EDIT: Look up "winding number algorithm" or "crossing number algorithm" - what I try to describe below is a 3-d crossing number algorithm.
I've got a feeling that something like this will work, but I don't have the ability to test it out, right now:
Build the filled-in 3-d structure from the triangles in the STL file iteratively. Start by picking a single point to use as a basis for the 3-d structure. Then, begin your structure by creating a triangular pyramid, with base defined by the first triangle in the STL file, and vertex your chosen point. Each such component of your iteratively built volume would also contain an "intersection parity" - initialize it to 0.
For each subsequent triangle in the STL file, create a similar pyramid, and see if it intersects with the 3-d structure that you've built so far.
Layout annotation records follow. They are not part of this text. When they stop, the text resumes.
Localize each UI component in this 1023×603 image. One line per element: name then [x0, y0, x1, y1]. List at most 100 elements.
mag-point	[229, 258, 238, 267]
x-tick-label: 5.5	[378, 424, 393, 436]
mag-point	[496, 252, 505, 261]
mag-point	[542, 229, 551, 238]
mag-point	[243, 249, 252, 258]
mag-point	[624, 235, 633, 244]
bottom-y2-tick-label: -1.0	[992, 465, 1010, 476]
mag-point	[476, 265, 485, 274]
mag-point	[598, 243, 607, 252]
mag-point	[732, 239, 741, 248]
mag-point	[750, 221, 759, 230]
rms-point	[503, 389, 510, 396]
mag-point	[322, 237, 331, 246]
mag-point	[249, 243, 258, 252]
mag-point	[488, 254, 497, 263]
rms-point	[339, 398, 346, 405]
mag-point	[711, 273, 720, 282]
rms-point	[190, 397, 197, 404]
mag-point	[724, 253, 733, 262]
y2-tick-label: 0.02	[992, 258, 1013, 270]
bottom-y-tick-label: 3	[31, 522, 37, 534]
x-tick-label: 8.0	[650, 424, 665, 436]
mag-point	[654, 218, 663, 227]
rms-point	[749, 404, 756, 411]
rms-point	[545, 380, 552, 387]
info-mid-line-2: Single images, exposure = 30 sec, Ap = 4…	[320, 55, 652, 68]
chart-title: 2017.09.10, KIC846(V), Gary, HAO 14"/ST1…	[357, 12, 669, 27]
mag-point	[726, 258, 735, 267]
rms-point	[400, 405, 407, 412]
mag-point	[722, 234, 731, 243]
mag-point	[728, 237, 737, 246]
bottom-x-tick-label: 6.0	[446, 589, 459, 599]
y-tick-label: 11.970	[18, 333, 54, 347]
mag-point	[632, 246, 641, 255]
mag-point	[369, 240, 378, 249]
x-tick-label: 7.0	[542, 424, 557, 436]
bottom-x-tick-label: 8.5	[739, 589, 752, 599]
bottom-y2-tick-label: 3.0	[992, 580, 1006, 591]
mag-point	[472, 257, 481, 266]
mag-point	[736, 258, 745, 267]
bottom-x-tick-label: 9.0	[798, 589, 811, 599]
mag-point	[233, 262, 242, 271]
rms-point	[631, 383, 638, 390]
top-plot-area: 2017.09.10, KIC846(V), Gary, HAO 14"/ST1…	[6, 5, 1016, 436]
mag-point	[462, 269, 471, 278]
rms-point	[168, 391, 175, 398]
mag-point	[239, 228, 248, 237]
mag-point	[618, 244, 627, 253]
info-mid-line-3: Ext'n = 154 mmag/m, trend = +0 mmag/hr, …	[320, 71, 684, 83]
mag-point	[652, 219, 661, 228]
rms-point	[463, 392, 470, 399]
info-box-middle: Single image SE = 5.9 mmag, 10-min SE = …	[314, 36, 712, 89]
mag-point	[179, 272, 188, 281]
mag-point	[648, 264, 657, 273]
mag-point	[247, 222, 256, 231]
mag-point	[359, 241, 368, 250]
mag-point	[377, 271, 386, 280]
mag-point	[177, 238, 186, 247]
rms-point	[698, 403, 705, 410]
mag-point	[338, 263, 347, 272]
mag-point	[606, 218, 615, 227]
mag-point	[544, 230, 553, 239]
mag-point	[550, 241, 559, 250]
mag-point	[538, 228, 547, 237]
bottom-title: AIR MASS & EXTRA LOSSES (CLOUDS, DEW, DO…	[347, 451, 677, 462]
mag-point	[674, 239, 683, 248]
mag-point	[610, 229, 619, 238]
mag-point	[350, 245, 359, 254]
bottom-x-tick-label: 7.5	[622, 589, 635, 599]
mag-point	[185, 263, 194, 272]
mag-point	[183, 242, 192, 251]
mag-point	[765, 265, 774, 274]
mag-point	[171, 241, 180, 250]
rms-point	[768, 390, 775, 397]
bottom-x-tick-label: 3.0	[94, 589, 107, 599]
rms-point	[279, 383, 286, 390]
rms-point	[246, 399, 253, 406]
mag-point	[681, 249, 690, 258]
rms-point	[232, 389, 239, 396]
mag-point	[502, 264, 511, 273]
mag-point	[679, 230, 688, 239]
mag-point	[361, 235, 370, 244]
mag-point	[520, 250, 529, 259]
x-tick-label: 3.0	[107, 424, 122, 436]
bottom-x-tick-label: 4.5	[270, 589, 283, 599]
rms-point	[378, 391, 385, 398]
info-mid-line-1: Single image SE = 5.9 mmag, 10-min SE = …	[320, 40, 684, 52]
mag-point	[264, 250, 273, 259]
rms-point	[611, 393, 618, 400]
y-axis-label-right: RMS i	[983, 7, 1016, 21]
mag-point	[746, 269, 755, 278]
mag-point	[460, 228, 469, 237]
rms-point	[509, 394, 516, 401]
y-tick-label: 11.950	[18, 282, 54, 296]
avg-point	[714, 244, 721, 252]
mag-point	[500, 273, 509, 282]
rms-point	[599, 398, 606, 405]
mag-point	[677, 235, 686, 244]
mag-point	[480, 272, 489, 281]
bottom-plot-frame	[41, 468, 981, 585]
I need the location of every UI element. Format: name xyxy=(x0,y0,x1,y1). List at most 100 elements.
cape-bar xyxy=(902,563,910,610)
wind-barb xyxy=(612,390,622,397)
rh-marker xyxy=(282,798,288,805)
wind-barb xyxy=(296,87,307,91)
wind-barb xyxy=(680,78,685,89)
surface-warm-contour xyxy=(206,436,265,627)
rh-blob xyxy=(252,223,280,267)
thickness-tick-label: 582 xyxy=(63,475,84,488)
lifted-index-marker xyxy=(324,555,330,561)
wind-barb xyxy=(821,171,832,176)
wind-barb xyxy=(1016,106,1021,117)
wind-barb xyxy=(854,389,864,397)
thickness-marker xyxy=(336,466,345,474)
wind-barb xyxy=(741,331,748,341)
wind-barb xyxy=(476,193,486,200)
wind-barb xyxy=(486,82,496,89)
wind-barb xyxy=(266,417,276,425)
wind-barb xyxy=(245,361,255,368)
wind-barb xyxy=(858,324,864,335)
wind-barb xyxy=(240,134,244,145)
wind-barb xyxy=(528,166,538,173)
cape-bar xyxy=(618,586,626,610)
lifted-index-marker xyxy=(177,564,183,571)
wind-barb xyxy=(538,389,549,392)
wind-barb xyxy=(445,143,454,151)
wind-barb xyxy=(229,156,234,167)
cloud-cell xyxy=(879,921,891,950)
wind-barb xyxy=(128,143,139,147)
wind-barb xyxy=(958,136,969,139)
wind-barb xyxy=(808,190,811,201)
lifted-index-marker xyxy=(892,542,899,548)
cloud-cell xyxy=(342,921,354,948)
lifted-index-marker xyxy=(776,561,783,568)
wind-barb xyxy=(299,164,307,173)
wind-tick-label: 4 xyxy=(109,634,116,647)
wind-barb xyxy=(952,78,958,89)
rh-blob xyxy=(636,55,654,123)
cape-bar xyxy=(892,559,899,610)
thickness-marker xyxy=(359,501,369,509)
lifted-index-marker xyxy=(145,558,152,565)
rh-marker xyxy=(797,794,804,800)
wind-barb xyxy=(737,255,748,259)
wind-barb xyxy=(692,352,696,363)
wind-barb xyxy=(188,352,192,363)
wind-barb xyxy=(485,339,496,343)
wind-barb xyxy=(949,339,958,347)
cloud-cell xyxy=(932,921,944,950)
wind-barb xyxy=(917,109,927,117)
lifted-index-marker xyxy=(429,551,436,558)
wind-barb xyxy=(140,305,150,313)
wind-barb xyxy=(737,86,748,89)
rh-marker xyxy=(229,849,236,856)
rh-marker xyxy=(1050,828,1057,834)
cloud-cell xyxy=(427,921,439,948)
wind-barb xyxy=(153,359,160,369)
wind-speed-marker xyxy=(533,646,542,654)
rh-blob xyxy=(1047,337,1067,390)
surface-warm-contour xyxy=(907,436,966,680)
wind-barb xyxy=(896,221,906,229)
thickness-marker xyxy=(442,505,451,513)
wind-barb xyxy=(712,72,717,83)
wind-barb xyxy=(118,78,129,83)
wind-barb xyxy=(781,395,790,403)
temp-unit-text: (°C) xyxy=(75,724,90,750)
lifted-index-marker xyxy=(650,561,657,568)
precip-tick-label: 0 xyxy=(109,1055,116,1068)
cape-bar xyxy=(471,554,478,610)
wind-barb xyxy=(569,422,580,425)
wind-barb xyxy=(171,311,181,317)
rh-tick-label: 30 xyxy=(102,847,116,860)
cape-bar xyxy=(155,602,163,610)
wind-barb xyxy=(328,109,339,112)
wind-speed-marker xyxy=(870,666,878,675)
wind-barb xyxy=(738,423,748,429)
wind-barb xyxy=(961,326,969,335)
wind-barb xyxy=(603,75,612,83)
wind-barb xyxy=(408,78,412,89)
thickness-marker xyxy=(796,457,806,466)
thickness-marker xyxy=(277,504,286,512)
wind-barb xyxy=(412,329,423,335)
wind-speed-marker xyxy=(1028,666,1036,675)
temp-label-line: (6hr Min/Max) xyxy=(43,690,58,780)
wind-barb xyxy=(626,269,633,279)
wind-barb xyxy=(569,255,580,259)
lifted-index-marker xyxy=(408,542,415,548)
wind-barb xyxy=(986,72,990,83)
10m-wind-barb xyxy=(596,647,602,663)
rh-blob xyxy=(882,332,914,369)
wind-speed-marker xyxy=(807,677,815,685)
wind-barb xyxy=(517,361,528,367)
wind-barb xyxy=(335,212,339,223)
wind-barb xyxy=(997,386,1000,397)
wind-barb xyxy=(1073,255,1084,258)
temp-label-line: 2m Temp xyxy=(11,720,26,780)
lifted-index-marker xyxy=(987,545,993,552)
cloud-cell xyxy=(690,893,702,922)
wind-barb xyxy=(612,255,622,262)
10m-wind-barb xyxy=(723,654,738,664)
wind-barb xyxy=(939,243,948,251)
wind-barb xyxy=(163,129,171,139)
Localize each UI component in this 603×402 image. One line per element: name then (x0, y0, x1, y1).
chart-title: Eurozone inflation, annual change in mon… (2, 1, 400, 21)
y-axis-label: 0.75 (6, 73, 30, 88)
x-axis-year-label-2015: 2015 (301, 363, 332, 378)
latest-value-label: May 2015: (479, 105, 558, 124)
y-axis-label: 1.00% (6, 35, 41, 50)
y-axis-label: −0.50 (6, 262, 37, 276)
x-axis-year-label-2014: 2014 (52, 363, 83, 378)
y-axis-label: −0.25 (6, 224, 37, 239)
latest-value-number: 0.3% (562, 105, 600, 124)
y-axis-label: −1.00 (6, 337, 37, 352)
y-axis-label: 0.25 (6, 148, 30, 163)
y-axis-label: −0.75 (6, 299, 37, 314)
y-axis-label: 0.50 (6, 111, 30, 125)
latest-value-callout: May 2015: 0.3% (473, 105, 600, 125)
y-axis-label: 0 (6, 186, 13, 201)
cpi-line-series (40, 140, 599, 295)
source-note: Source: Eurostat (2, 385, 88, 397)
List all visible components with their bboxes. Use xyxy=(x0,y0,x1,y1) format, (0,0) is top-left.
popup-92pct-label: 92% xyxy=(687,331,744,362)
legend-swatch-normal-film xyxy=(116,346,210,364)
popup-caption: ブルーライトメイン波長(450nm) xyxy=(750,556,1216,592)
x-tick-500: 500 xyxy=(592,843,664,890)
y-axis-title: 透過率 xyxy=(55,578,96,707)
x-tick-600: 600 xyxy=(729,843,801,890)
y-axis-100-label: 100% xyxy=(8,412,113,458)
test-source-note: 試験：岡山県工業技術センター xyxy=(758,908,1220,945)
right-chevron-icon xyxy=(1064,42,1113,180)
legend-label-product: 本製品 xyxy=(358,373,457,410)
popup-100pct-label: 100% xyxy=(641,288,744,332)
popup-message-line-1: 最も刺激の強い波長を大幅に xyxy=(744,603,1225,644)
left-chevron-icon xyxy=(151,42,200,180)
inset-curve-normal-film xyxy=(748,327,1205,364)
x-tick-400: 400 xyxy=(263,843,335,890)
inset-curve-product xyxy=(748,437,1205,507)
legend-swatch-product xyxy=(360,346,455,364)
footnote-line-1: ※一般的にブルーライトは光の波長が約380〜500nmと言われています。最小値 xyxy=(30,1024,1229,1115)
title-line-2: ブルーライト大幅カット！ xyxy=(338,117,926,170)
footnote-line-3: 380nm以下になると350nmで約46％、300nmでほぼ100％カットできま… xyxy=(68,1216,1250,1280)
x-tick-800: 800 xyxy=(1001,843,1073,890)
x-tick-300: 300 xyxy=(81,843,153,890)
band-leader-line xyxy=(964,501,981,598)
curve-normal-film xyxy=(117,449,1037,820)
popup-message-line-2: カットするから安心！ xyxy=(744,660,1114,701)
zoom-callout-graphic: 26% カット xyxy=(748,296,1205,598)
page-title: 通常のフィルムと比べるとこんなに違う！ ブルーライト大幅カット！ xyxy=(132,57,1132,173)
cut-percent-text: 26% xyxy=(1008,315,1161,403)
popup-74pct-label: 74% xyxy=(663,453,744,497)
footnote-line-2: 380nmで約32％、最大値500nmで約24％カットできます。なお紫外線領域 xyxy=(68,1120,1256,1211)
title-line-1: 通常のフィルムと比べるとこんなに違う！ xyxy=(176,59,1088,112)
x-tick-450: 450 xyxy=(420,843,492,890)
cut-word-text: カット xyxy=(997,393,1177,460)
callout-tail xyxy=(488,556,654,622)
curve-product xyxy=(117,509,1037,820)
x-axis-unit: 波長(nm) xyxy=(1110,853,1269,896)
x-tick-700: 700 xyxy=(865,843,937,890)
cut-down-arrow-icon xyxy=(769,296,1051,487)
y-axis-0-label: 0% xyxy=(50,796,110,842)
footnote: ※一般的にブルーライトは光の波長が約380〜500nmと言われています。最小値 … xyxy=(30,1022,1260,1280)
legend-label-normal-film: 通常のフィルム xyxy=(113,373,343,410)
If it does, calculate the intersection, and segment the existing structure and the new pyramid so that no two components overlap. Keep the "intersection parity" of the outermost part of the new polyhedron 0, but toggle it on all inner portions of the intersection -- if it was 0, make it 1, if it was 1, make it 0.
At the end, you'll have the closed polyhedron defined by all the portions of your structure that have intersection parity 0. Calculate the moments of all of these polyhedrons, and average them together to get your center of mass. I think the complexity would be something like O(n^2).